I'm sorry! I didn't realize someone other than her boyfriend saw the whole thing. If that's the case, how about providing some information about the tractor trailer.

Her car was struck in the left rear which means he was slightly behind her. He couldn't have lost her in his blind spot. The long nose on a conventional cab tractor would have obstructed his view if he was following too closely.
Earlier comments were based on limited information in the first article. The article that now appears is a revision.
My apologies for assuming this accident occurred as Miss Heishman was merging on to I-81 as I gathered from the original article.

Headhunter makes a good point. It must be aggravating to truckers - vehicles making passes on the right rather than allowing them [time 'n space] to move over into the right [slower] lane so that one can make a safer pass around them on the left. I know it's aggravating to me and I have much better vis when either in my 'lil car or aboard my m/c.

Just a general note here and not saying the driver here contributed to her accident.

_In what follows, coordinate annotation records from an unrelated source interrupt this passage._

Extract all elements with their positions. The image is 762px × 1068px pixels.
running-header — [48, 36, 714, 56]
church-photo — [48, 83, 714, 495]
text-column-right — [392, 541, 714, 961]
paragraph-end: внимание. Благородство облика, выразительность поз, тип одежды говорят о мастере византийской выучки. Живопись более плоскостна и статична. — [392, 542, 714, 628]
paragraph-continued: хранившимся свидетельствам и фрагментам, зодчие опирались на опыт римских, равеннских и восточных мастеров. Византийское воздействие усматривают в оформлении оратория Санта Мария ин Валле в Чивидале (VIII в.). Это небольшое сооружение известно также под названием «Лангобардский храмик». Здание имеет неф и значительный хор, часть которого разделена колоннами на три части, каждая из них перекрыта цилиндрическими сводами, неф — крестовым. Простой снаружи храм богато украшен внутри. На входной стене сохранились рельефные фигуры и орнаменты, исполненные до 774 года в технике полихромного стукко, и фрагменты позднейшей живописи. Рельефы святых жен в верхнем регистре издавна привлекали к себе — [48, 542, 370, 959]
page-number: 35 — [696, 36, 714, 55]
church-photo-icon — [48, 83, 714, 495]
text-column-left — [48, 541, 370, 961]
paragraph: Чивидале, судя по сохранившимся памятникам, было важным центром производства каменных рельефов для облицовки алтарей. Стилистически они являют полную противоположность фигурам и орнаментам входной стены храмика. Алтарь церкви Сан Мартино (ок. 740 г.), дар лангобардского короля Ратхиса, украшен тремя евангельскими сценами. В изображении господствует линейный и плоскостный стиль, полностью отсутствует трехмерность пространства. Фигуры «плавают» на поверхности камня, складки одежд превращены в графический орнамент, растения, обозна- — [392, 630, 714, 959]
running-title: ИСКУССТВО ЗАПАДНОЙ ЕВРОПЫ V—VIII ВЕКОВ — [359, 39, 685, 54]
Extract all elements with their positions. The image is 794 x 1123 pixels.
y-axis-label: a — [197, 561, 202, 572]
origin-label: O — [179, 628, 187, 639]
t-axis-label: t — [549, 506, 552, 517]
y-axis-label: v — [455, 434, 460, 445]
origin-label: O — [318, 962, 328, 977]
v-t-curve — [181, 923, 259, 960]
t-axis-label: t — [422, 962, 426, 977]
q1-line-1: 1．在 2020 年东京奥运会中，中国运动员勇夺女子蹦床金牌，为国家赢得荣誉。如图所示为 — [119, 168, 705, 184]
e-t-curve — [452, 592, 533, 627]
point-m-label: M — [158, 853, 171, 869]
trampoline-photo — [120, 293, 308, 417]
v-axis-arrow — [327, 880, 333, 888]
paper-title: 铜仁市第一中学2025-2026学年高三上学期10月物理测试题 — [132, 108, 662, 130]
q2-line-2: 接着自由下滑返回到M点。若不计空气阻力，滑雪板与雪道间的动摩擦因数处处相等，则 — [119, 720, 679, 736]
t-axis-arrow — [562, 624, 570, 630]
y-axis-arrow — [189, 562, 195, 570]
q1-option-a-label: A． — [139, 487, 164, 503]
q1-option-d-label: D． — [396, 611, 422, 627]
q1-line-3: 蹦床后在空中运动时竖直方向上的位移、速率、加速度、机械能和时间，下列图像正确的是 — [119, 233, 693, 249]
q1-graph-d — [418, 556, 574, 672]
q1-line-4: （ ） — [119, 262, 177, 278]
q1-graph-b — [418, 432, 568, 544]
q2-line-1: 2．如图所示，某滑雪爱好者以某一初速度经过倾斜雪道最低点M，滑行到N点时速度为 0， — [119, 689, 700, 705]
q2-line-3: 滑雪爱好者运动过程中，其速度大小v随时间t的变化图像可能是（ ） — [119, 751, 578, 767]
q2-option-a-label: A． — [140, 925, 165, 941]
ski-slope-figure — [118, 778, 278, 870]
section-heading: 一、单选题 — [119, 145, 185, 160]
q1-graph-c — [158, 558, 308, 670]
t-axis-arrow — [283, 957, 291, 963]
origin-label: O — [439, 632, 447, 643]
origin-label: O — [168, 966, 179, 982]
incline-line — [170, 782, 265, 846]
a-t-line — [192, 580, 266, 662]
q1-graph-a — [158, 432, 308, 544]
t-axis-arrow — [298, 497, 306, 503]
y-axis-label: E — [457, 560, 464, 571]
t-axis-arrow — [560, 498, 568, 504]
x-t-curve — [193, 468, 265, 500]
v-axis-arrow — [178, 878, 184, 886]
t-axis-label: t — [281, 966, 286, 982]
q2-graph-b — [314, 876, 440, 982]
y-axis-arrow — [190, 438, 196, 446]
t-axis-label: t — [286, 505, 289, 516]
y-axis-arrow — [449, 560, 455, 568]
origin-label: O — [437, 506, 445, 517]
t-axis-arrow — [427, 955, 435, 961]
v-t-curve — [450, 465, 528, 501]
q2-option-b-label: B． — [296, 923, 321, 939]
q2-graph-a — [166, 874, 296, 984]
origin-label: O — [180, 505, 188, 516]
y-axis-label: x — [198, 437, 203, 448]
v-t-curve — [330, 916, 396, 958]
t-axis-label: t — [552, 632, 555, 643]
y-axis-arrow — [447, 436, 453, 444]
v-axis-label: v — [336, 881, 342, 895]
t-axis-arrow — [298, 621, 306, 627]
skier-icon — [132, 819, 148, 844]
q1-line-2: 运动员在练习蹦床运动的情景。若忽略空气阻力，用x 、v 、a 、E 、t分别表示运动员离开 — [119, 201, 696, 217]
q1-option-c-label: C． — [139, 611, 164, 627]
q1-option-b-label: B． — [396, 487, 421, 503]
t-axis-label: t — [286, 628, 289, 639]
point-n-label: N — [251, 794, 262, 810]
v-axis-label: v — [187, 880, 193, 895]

I was nearly sideswiped last week by a lady in a large SUV last week because she would not yield and came over into my lane while I had another vehicle in the right lane passing me. People need to be watching the road and not be on cell phones or just pulling out thinking people will move over. It is not the responsibility of the traffic to let you in, you MUST YIELD

I try to tell my children when entering I81 do not linger on the right side of a tractor trailer, no matter what. If you are coming down the on ramp yield...too many people do not yield now days but assume you are to move over to let them out.

If a tractor trailer is passing you, do not linger int he dead zone. Slow down, let them around and flash them into the right lane and then past them.

Being one vehicle in front of a tractor trailer is not worth my life or my children. Respect the size of the vehicle and stay the heck off the cell phones people.

To Old Clunker... She was not "lingering" as you put it, and NOT on the cell phone, as her phone was in the drivers door (that was cut off of the car) and found in pieces.

Again, the tractor and trailer saw her get on the interstate which is why he got in the left lane, she could not get around him as he was riding right beside of her for over a mile. She is not going to slow down once she gets on the interstate just to let a truck driver over that could cause even more problems later on. It is not her responsibility to flash the truck driver over either. If he would have been paying attention the whole thing would have been avoided. The fact that he left the seen shows he was too scared to face the consequences that he deserves.